History books, not crystal balls
Although the COVID-19 pandemic prevented him from visiting Tulsa sooner, Lindelof clearly kept the place on his mind. Last summer, he donated $19,021 to the 1921 Tulsa Race Massacre Centennial Commission with a challenge to raise matching funds. Oklahoma Humanities matched his challenge to double the fundraising impact, with the money going to the new Greenwood Rising history center.
“‘Watchmen’ is essentially about superheroes, but hopefully set in slightly more real-world situations. So, Batman is in Gotham City and Superman is in Metropolis. … We always wondered, why did Superman and Batman give the (Ku Klux) Klan a pass? They were fighting crime in the ’40s and ’50s, and ’60s and ’70s. Why didn’t the superheroes never get involved in civil rights or racial justice?’ And the answer is because they were white guys; they had no skin in the game,” Lindelof said.
“One of the writers in the room told the joke that was like, ‘Why does Batman show you the bottom half of his face? Because he wants you to know that he’s white.’ Because he can he can get away with basically doing whatever the hell he wants in a way that a superhero of color would not be able to.
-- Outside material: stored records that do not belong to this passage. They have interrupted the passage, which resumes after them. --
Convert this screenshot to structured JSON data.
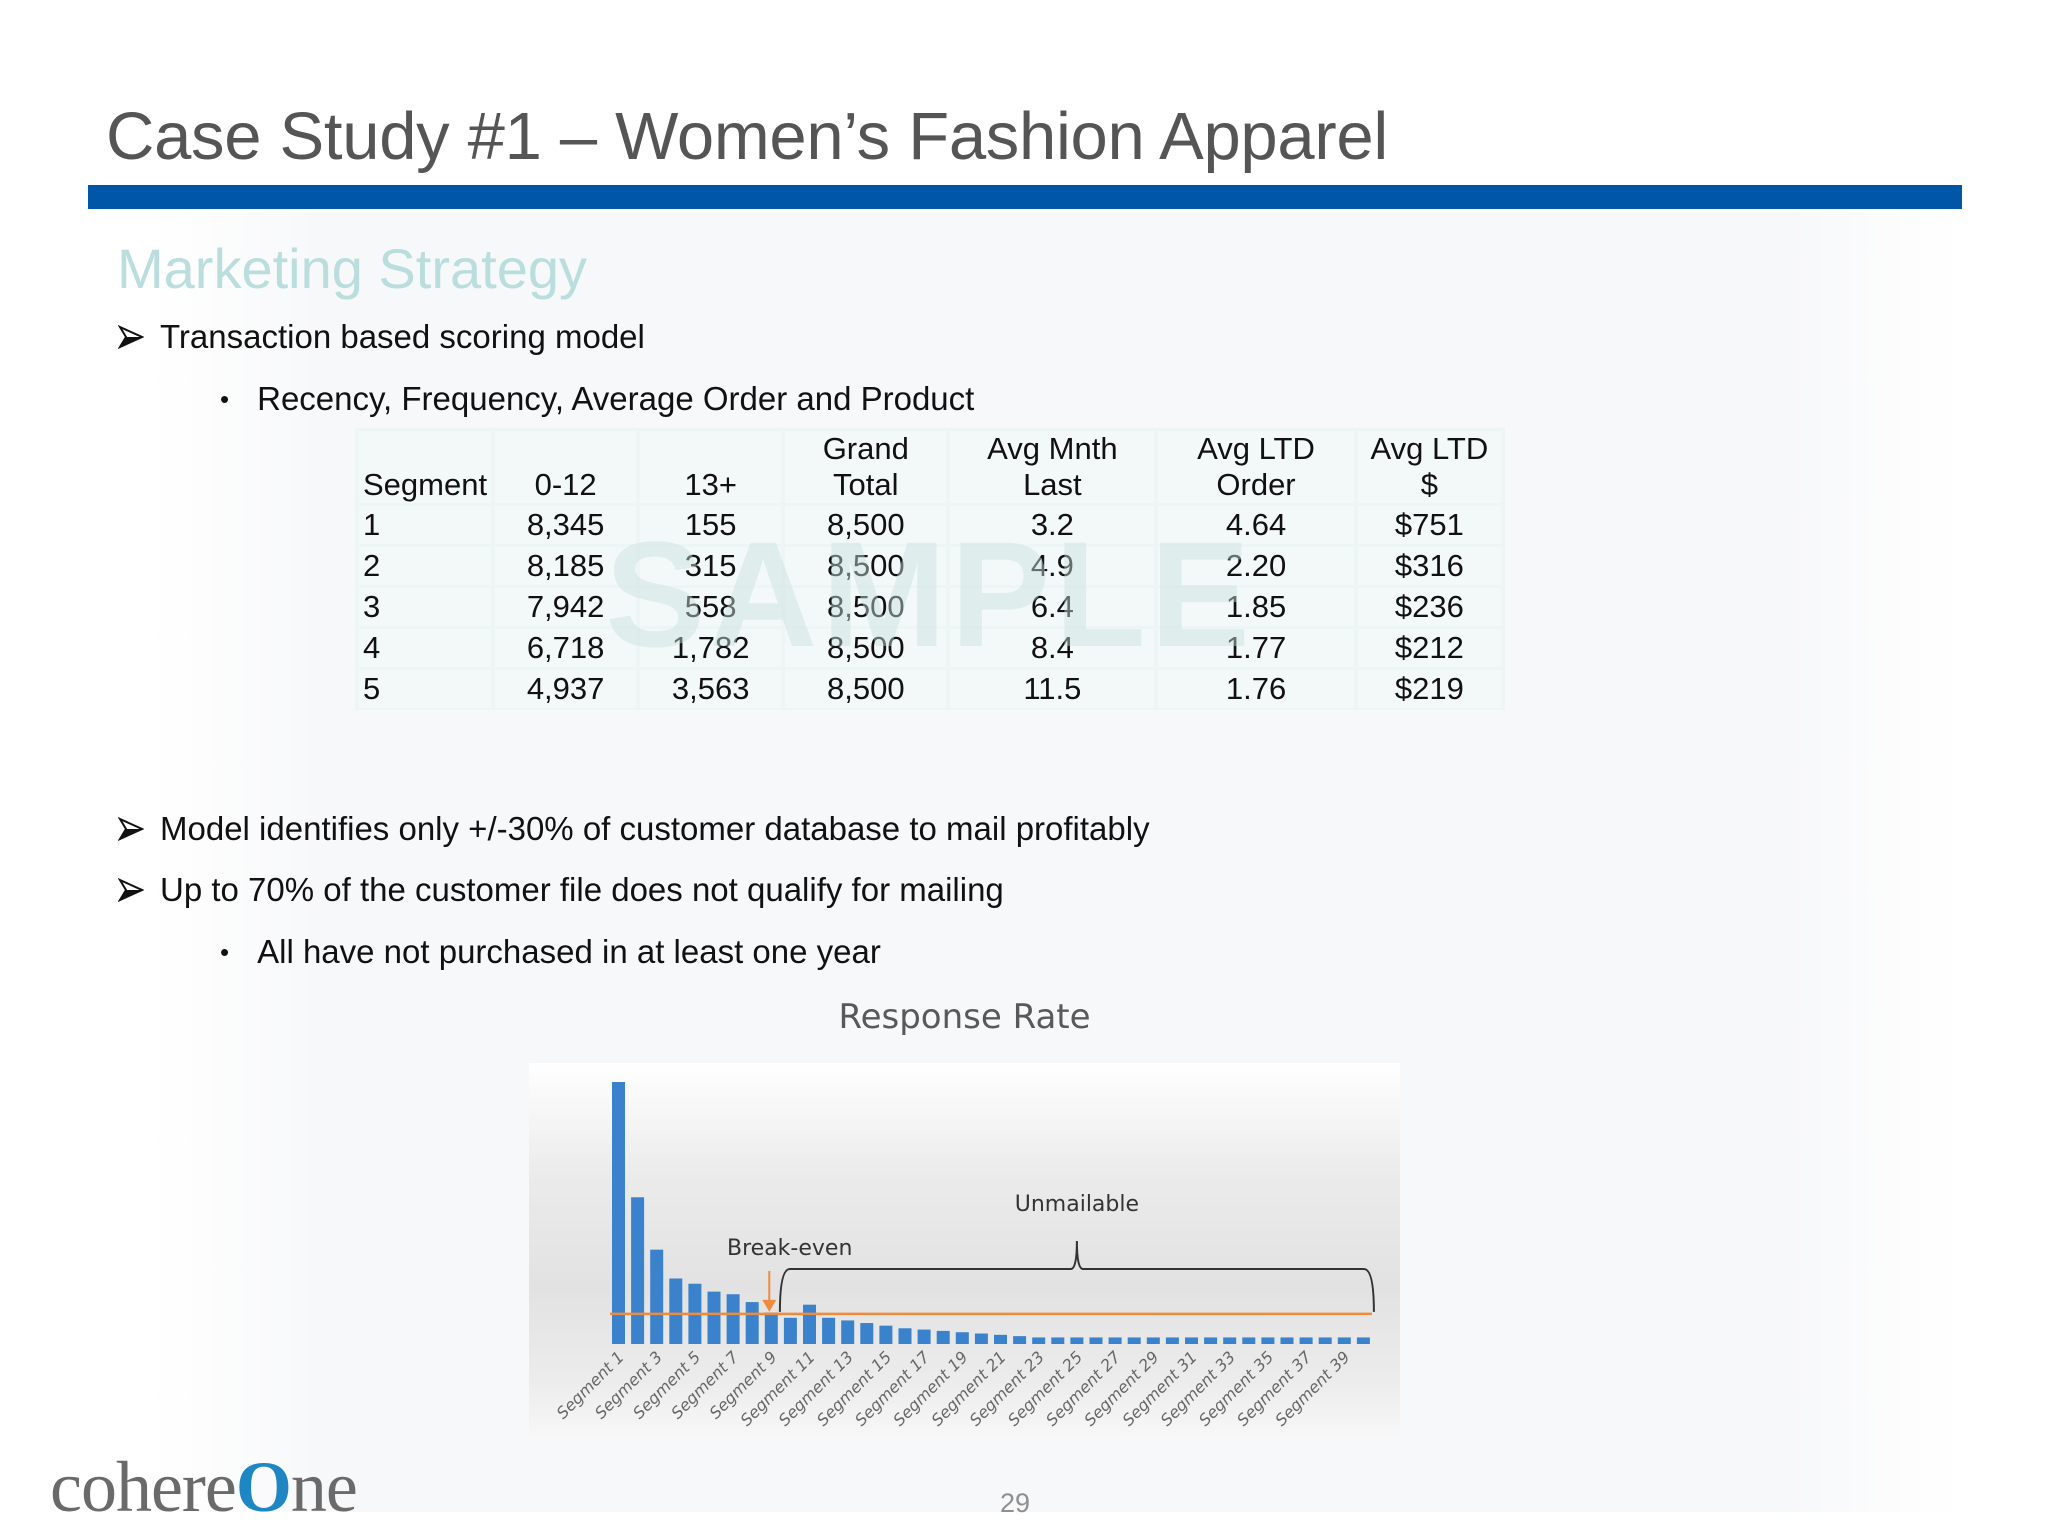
{
  "slide": {
    "title": "Case Study #1 – Women’s Fashion Apparel",
    "subtitle": "Marketing Strategy",
    "page_number": "29",
    "accent_color": "#0057a8",
    "subtitle_color": "#b9dedd"
  },
  "bullets_top": [
    {
      "level": 1,
      "icon": "arrow-bullet-icon",
      "text": "Transaction based scoring model"
    },
    {
      "level": 2,
      "icon": "dot-bullet-icon",
      "text": "Recency, Frequency, Average Order and Product"
    }
  ],
  "table": {
    "headers": [
      {
        "line1": "",
        "line2": "Segment"
      },
      {
        "line1": "",
        "line2": "0-12"
      },
      {
        "line1": "",
        "line2": "13+"
      },
      {
        "line1": "Grand",
        "line2": "Total"
      },
      {
        "line1": "Avg Mnth",
        "line2": "Last"
      },
      {
        "line1": "Avg LTD",
        "line2": "Order"
      },
      {
        "line1": "Avg LTD",
        "line2": "$"
      }
    ],
    "rows": [
      [
        "1",
        "8,345",
        "155",
        "8,500",
        "3.2",
        "4.64",
        "$751"
      ],
      [
        "2",
        "8,185",
        "315",
        "8,500",
        "4.9",
        "2.20",
        "$316"
      ],
      [
        "3",
        "7,942",
        "558",
        "8,500",
        "6.4",
        "1.85",
        "$236"
      ],
      [
        "4",
        "6,718",
        "1,782",
        "8,500",
        "8.4",
        "1.77",
        "$212"
      ],
      [
        "5",
        "4,937",
        "3,563",
        "8,500",
        "11.5",
        "1.76",
        "$219"
      ]
    ],
    "watermark": "SAMPLE"
  },
  "bullets_bottom": [
    {
      "level": 1,
      "icon": "arrow-bullet-icon",
      "text": "Model identifies only +/-30% of customer database to mail profitably"
    },
    {
      "level": 1,
      "icon": "arrow-bullet-icon",
      "text": "Up to 70% of the customer file does not qualify for mailing"
    },
    {
      "level": 2,
      "icon": "dot-bullet-icon",
      "text": "All have not purchased in at least one year"
    }
  ],
  "chart_data": {
    "type": "bar",
    "title": "Response Rate",
    "xlabel": "",
    "ylabel": "",
    "grid": false,
    "legend": "none",
    "bar_color": "#3a82cc",
    "breakeven_color": "#f08a3c",
    "categories": [
      "Segment 1",
      "Segment 2",
      "Segment 3",
      "Segment 4",
      "Segment 5",
      "Segment 6",
      "Segment 7",
      "Segment 8",
      "Segment 9",
      "Segment 10",
      "Segment 11",
      "Segment 12",
      "Segment 13",
      "Segment 14",
      "Segment 15",
      "Segment 16",
      "Segment 17",
      "Segment 18",
      "Segment 19",
      "Segment 20",
      "Segment 21",
      "Segment 22",
      "Segment 23",
      "Segment 24",
      "Segment 25",
      "Segment 26",
      "Segment 27",
      "Segment 28",
      "Segment 29",
      "Segment 30",
      "Segment 31",
      "Segment 32",
      "Segment 33",
      "Segment 34",
      "Segment 35",
      "Segment 36",
      "Segment 37",
      "Segment 38",
      "Segment 39",
      "Segment 40"
    ],
    "visible_tick_labels": [
      "Segment 1",
      "Segment 3",
      "Segment 5",
      "Segment 7",
      "Segment 9",
      "Segment 11",
      "Segment 13",
      "Segment 15",
      "Segment 17",
      "Segment 19",
      "Segment 21",
      "Segment 23",
      "Segment 25",
      "Segment 27",
      "Segment 29",
      "Segment 31",
      "Segment 33",
      "Segment 35",
      "Segment 37",
      "Segment 39"
    ],
    "values": [
      100,
      56,
      36,
      25,
      23,
      20,
      19,
      16,
      12,
      10,
      15,
      10,
      9,
      8,
      7,
      6,
      5.5,
      5,
      4.5,
      4,
      3.5,
      3,
      2.5,
      2.5,
      2.5,
      2.5,
      2.5,
      2.5,
      2.5,
      2.5,
      2.5,
      2.5,
      2.5,
      2.5,
      2.5,
      2.5,
      2.5,
      2.5,
      2.5,
      2.5
    ],
    "ylim": [
      0,
      100
    ],
    "breakeven_value": 11.5,
    "annotations": [
      {
        "text": "Break-even",
        "type": "arrow",
        "target": "Segment 9"
      },
      {
        "text": "Unmailable",
        "type": "brace",
        "from": "Segment 10",
        "to": "Segment 40"
      }
    ]
  }
}
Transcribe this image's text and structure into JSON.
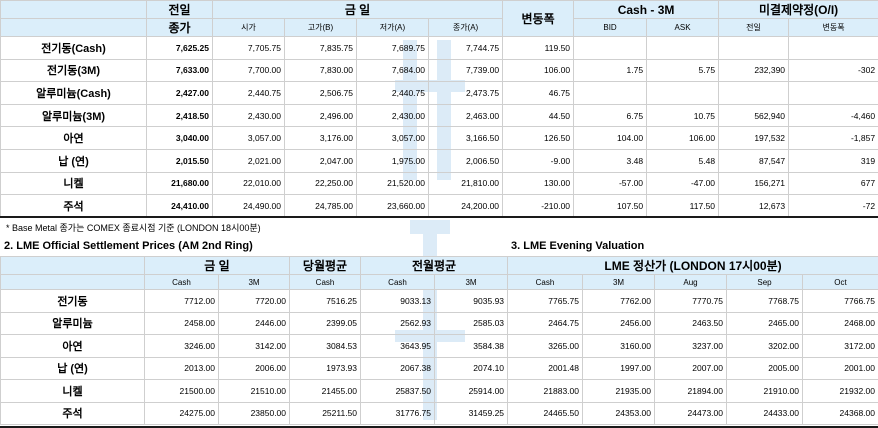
{
  "top": {
    "headers": {
      "prev_top": "전일",
      "prev_bottom": "종가",
      "today": "금     일",
      "open": "시가",
      "high": "고가(B)",
      "low": "저가(A)",
      "close": "종가(A)",
      "change": "변동폭",
      "cash3m": "Cash - 3M",
      "bid": "BID",
      "ask": "ASK",
      "oi": "미결제약정(O/I)",
      "oi_prev": "전일",
      "oi_change": "변동폭"
    },
    "rows": [
      {
        "label": "전기동(Cash)",
        "prev": "7,625.25",
        "open": "7,705.75",
        "high": "7,835.75",
        "low": "7,689.75",
        "close": "7,744.75",
        "change": "119.50",
        "bid": "",
        "ask": "",
        "oi": "",
        "oi_change": ""
      },
      {
        "label": "전기동(3M)",
        "prev": "7,633.00",
        "open": "7,700.00",
        "high": "7,830.00",
        "low": "7,684.00",
        "close": "7,739.00",
        "change": "106.00",
        "bid": "1.75",
        "ask": "5.75",
        "oi": "232,390",
        "oi_change": "-302"
      },
      {
        "label": "알루미늄(Cash)",
        "prev": "2,427.00",
        "open": "2,440.75",
        "high": "2,506.75",
        "low": "2,440.75",
        "close": "2,473.75",
        "change": "46.75",
        "bid": "",
        "ask": "",
        "oi": "",
        "oi_change": ""
      },
      {
        "label": "알루미늄(3M)",
        "prev": "2,418.50",
        "open": "2,430.00",
        "high": "2,496.00",
        "low": "2,430.00",
        "close": "2,463.00",
        "change": "44.50",
        "bid": "6.75",
        "ask": "10.75",
        "oi": "562,940",
        "oi_change": "-4,460"
      },
      {
        "label": "아연",
        "prev": "3,040.00",
        "open": "3,057.00",
        "high": "3,176.00",
        "low": "3,057.00",
        "close": "3,166.50",
        "change": "126.50",
        "bid": "104.00",
        "ask": "106.00",
        "oi": "197,532",
        "oi_change": "-1,857"
      },
      {
        "label": "납 (연)",
        "prev": "2,015.50",
        "open": "2,021.00",
        "high": "2,047.00",
        "low": "1,975.00",
        "close": "2,006.50",
        "change": "-9.00",
        "bid": "3.48",
        "ask": "5.48",
        "oi": "87,547",
        "oi_change": "319"
      },
      {
        "label": "니켈",
        "prev": "21,680.00",
        "open": "22,010.00",
        "high": "22,250.00",
        "low": "21,520.00",
        "close": "21,810.00",
        "change": "130.00",
        "bid": "-57.00",
        "ask": "-47.00",
        "oi": "156,271",
        "oi_change": "677"
      },
      {
        "label": "주석",
        "prev": "24,410.00",
        "open": "24,490.00",
        "high": "24,785.00",
        "low": "23,660.00",
        "close": "24,200.00",
        "change": "-210.00",
        "bid": "107.50",
        "ask": "117.50",
        "oi": "12,673",
        "oi_change": "-72"
      }
    ]
  },
  "note": "* Base Metal 종가는 COMEX 종료시점 기준 (LONDON 18시00분)",
  "settlement": {
    "title": "2. LME Official Settlement Prices (AM 2nd Ring)",
    "headers": {
      "today": "금     일",
      "cur_avg": "당월평균",
      "prev_avg": "전월평균",
      "cash": "Cash",
      "m3": "3M"
    },
    "rows": [
      {
        "label": "전기동",
        "cash": "7712.00",
        "m3": "7720.00",
        "cur_avg": "7516.25",
        "prev_cash": "9033.13",
        "prev_3m": "9035.93"
      },
      {
        "label": "알루미늄",
        "cash": "2458.00",
        "m3": "2446.00",
        "cur_avg": "2399.05",
        "prev_cash": "2562.93",
        "prev_3m": "2585.03"
      },
      {
        "label": "아연",
        "cash": "3246.00",
        "m3": "3142.00",
        "cur_avg": "3084.53",
        "prev_cash": "3643.95",
        "prev_3m": "3584.38"
      },
      {
        "label": "납 (연)",
        "cash": "2013.00",
        "m3": "2006.00",
        "cur_avg": "1973.93",
        "prev_cash": "2067.38",
        "prev_3m": "2074.10"
      },
      {
        "label": "니켈",
        "cash": "21500.00",
        "m3": "21510.00",
        "cur_avg": "21455.00",
        "prev_cash": "25837.50",
        "prev_3m": "25914.00"
      },
      {
        "label": "주석",
        "cash": "24275.00",
        "m3": "23850.00",
        "cur_avg": "25211.50",
        "prev_cash": "31776.75",
        "prev_3m": "31459.25"
      }
    ]
  },
  "evening": {
    "title": "3. LME Evening Valuation",
    "headers": {
      "group": "LME 정산가 (LONDON 17시00분)",
      "cash": "Cash",
      "m3": "3M",
      "aug": "Aug",
      "sep": "Sep",
      "oct": "Oct"
    },
    "rows": [
      {
        "cash": "7765.75",
        "m3": "7762.00",
        "aug": "7770.75",
        "sep": "7768.75",
        "oct": "7766.75"
      },
      {
        "cash": "2464.75",
        "m3": "2456.00",
        "aug": "2463.50",
        "sep": "2465.00",
        "oct": "2468.00"
      },
      {
        "cash": "3265.00",
        "m3": "3160.00",
        "aug": "3237.00",
        "sep": "3202.00",
        "oct": "3172.00"
      },
      {
        "cash": "2001.48",
        "m3": "1997.00",
        "aug": "2007.00",
        "sep": "2005.00",
        "oct": "2001.00"
      },
      {
        "cash": "21883.00",
        "m3": "21935.00",
        "aug": "21894.00",
        "sep": "21910.00",
        "oct": "21932.00"
      },
      {
        "cash": "24465.50",
        "m3": "24353.00",
        "aug": "24473.00",
        "sep": "24433.00",
        "oct": "24368.00"
      }
    ]
  }
}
So, the idea was that these guys are not cops, they’re Klansmen who masquerade as cops; they’re not cops who masquerade as Klansmen. And that wasn’t just happening in the 1940s and ’50s.”
Since the 2020 murder of George Floyd while in police custody and the subsequent nationwide protests, the Peabody Award-winning series has been hailed as prophetic as America has grappled anew with racial injustice and inequality.
“We didn’t have crystal balls in the room; we had history books,” Jefferson said. “If you read history books, you know that this kind of behavior is bound to repeat itself over and over and over again in this country, unfortunately.
“Had this show not premiered in 2019, it might not have sort of been around George Floyd and everything. But had it not premiered in 2019, you would have Rodney King or Trayvon Martin or Amadou Diallo, or any number of Black people that have been killed by, very frequently, white authority figures in this country. … It’s not prescient, we were just writing about what happens in this country in sort of the way history repeats itself in America.”